Por incrível que pareça, são nas aulas de História da Arquitetura que estes conceitos de beleza matemática podem ser compreendidos de maneira mais clara. Quando observamos um edifício clássico, por exemplo, podemos considerar que a beleza dele está no detalhe de cada adorno em colunas e entablamentos rebuscados e esculpidos com talento de difícil reprodução em tempos modernos. Porém, se limparmos toda a decoração e identificarmos os eixos que estruturam formalmente a obra, encontraremos as relações de proporção que sustentam de fato a sua beleza.

Os primeiros modernistas aplicaram estas frações perfeitas em seus projetos extremamente simplistas e sem adornos, resultando em obras igualmente emblemáticas. Quando não se tem uma fração perfeita, isto ganha o nome de ruído, tanto na Música como na Arquitetura e no Urbanismo. Se você consegue assobiar uma canção, ela não terá ruídos que atrapalham a melodia: provavelmente será uma canção bonita. Por isso um edifício todo fracionado, dividido em vários componentes sem relação lógica entre si, não costuma ser agradável ao olho humano.

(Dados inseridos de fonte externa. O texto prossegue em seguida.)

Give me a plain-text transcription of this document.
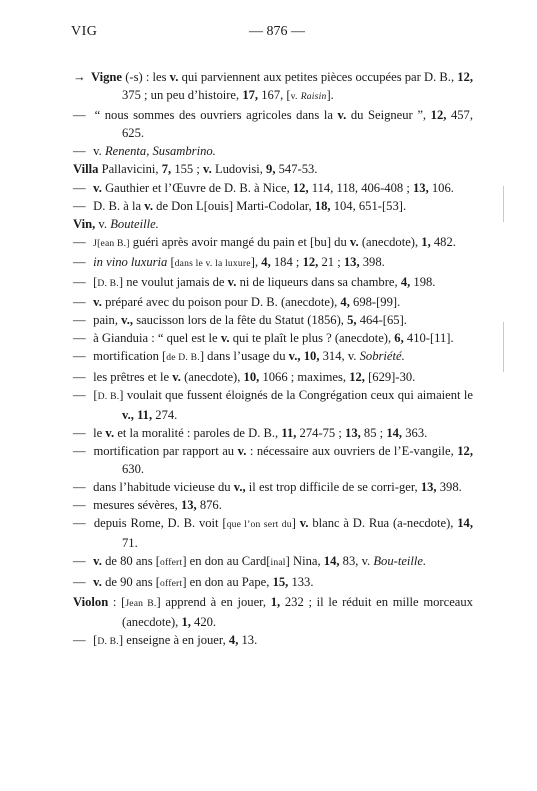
VIG	— 876 —
→ Vigne (-s) : les v. qui parviennent aux petites pièces occupées par D. B., 12, 375 ; un peu d’histoire, 17, 167, [v. Raisin].
— “ nous sommes des ouvriers agricoles dans la v. du Seigneur ”, 12, 457, 625.
— v. Renenta, Susambrino.
Villa Pallavicini, 7, 155 ; v. Ludovisi, 9, 547-53.
— v. Gauthier et l’Œuvre de D. B. à Nice, 12, 114, 118, 406-408 ; 13, 106.
— D. B. à la v. de Don L[ouis] Marti-Codolar, 18, 104, 651-[53].
Vin, v. Bouteille.
— J[ean B.] guéri après avoir mangé du pain et [bu] du v. (anecdote), 1, 482.
— in vino luxuria [dans le v. la luxure], 4, 184 ; 12, 21 ; 13, 398.
— [D. B.] ne voulut jamais de v. ni de liqueurs dans sa chambre, 4, 198.
— v. préparé avec du poison pour D. B. (anecdote), 4, 698-[99].
— pain, v., saucisson lors de la fête du Statut (1856), 5, 464-[65].
— à Gianduia : “ quel est le v. qui te plaît le plus ? (anecdote), 6, 410-[11].
— mortification [de D. B.] dans l’usage du v., 10, 314, v. Sobriété.
— les prêtres et le v. (anecdote), 10, 1066 ; maximes, 12, [629]-30.
— [D. B.] voulait que fussent éloignés de la Congrégation ceux qui aimaient le v., 11, 274.
— le v. et la moralité : paroles de D. B., 11, 274-75 ; 13, 85 ; 14, 363.
— mortification par rapport au v. : nécessaire aux ouvriers de l’E-vangile, 12, 630.
— dans l’habitude vicieuse du v., il est trop difficile de se corri-ger, 13, 398.
— mesures sévères, 13, 876.
— depuis Rome, D. B. voit [que l’on sert du] v. blanc à D. Rua (a-necdote), 14, 71.
— v. de 80 ans [offert] en don au Card[inal] Nina, 14, 83, v. Bou-teille.
— v. de 90 ans [offert] en don au Pape, 15, 133.
Violon : [Jean B.] apprend à en jouer, 1, 232 ; il le réduit en mille morceaux (anecdote), 1, 420.
— [D. B.] enseigne à en jouer, 4, 13.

Arquitetos não precisam ser experts em Matemática, desde que compreendam os seus conceitos. Os Beatles, por exemplo, sequer sabiam escrever partituras musicais, mas tiveram o dom de criar as mais belas melodias e harmonias do século 20. Consta que Niemeyer não era um grande calculista, porém seus desenhos traziam relações entre as medidas que se convertiam em parábolas perfeitas, quando os calculistas entravam na história para passar o projeto a limpo.

É por isso que todo arquiteto que se preza deve ter um caso sério com a Matemática.





JEAN TOSETTO é arquiteto e urbanista formado pela PUC de Campinas. Desde 1999 realiza projetos residenciais, comerciais, industriais e institucionais. Em 2006 foi professor da efêmera Faculdade de Administração Pública de Paulínia. Publicou o livro “MP Lafer: a recriação de um ícone” em 2012.